The TAI KAAN, a state-of-the-art, twin-engine stealth fighter aircraft, stands primed for all-weather combat. It exemplifies innovative engineering with its high maneuverability and stealth features, aimed squarely at dominating air superiority missions and strike endeavors. Intriguingly, American engineering roots power the very heart of this cutting-edge jet—the General Electric F110 turbofan engine. The estimated dimensions of the aircraft are approximately 19 meters in length, with a wingspan stretched to 12 meters and a height totaling 5.5 meters.

Let’s delve into the technical specs of the TAI KAAN. It achieves a top speed exceeding Mach 2 and soars to a service ceiling of 55,000 feet. Handling this speed demon at full throttle means managing a weight of approximately 27,215 kg.
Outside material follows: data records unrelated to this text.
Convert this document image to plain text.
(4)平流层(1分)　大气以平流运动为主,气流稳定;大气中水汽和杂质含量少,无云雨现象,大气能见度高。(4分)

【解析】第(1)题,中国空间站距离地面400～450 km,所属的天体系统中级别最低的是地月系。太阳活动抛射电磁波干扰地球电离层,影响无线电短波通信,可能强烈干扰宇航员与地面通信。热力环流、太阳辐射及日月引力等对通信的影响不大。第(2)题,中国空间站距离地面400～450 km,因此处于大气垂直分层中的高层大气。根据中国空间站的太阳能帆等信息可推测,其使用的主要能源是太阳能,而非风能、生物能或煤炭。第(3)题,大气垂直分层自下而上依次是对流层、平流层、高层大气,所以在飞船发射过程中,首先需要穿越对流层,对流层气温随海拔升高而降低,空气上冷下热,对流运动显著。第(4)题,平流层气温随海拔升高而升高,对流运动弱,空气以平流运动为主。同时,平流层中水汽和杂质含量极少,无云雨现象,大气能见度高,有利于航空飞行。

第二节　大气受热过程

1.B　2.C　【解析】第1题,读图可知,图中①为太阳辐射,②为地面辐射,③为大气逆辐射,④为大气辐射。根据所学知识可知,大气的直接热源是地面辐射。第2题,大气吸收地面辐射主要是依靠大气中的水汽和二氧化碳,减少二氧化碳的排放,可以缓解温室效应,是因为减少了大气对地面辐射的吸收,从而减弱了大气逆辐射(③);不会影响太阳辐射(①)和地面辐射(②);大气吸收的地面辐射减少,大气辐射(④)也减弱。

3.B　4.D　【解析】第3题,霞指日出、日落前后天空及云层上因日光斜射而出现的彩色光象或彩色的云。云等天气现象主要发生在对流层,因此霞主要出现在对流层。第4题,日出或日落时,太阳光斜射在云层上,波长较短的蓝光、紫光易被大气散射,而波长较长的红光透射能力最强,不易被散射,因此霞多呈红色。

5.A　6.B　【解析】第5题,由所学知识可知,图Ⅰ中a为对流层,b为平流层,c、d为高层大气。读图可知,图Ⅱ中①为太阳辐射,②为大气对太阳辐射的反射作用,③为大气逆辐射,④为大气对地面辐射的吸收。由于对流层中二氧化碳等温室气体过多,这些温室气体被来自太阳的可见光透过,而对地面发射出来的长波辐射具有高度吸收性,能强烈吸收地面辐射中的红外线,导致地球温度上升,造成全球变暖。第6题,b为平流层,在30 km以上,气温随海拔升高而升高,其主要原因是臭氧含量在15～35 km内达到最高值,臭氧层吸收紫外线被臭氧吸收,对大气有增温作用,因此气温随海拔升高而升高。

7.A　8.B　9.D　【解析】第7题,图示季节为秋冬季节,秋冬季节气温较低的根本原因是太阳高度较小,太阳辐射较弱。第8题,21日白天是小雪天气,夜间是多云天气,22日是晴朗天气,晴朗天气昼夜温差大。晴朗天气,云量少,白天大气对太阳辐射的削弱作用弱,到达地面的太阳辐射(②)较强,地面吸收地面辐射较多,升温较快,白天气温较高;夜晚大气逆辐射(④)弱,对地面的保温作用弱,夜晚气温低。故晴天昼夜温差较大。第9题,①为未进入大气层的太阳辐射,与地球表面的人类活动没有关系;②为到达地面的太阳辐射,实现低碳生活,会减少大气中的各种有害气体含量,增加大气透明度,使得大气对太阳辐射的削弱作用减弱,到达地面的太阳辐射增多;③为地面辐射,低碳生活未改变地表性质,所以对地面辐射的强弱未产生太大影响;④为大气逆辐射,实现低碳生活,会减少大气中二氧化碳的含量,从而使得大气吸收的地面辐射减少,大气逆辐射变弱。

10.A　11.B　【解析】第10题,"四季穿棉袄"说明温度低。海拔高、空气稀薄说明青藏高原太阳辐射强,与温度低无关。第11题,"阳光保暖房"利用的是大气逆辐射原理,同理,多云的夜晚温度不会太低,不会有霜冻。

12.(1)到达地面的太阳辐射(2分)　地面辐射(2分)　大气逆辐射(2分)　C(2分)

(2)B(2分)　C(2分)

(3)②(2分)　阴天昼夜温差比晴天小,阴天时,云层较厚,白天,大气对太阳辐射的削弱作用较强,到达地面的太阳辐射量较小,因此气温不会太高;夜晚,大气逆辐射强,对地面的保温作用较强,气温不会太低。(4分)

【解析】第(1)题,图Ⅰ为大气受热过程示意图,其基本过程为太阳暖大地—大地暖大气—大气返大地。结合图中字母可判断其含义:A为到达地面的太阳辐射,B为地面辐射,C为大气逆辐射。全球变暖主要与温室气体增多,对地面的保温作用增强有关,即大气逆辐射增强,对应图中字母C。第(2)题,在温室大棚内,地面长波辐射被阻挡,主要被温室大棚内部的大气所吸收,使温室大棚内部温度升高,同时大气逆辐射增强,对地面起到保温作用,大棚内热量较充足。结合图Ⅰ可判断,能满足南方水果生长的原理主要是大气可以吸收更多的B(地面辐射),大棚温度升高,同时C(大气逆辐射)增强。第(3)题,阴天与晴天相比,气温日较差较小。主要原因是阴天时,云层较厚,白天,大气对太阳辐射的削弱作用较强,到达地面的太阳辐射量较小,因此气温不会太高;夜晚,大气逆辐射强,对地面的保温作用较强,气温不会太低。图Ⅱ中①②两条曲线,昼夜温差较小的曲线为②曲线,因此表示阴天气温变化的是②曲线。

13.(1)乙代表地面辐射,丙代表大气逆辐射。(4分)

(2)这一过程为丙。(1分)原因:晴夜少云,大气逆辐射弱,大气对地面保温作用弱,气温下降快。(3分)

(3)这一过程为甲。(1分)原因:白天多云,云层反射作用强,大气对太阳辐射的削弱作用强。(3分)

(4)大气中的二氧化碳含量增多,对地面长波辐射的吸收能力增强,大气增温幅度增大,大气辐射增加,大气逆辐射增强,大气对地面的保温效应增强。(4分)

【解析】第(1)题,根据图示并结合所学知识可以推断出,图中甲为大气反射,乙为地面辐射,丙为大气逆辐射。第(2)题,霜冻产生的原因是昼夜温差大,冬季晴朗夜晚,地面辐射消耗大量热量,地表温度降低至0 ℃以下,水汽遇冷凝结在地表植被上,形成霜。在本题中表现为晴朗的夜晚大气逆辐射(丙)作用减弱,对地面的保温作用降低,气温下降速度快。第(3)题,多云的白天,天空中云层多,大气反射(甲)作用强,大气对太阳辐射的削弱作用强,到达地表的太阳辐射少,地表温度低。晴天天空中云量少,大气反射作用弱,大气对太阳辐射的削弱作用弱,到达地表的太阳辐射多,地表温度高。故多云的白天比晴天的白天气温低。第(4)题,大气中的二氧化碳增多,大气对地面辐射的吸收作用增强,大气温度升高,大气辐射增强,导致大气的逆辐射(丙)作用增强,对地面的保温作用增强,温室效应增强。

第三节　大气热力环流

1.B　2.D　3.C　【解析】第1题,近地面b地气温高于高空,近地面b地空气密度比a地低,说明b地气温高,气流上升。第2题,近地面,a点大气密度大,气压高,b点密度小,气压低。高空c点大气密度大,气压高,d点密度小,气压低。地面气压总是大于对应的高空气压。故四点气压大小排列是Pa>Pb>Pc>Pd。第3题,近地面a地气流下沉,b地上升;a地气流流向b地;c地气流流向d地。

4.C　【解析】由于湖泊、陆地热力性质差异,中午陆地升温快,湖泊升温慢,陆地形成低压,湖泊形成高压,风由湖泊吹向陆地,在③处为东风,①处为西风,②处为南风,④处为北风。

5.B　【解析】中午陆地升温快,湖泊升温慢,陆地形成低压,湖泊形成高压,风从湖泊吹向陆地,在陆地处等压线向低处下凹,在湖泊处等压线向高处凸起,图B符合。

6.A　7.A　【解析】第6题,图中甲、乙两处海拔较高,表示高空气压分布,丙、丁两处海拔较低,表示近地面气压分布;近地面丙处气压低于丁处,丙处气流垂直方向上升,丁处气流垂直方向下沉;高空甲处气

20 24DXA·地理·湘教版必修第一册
The KAAN sets itself apart with advanced avionics. It boasts a package that includes an AESA radar, top-of-the-line electronic warfare systems. KAAN has also a suite of sensor and communication systems.

Turkish KAAN is able to neutralize a Russian Su-57 in Ukraine
Photo credit: Twitter

Naturally, one might ask—how far can the TAI KAAN travel on a single tank? Well, analysts project it to cover an impressive 1,111 kilometers on its internal fuel reserve. However, with the added advantage of aerial refueling, pilots can significantly extend its range, making it a formidable contender for long-range missions.

Analysts project that the TAI KAAN will host an array of weapons—a mix of air-to-air, air-to-surface, and anti-ship missiles. Additionally, there is the possibility that developers might include an internal gun! To maintain stealthiness, designers expect the jet to carry its weapon load inside internal bays. But rest assured, the design does accommodate external hardpoints as an option for additional weapons or fuel tanks.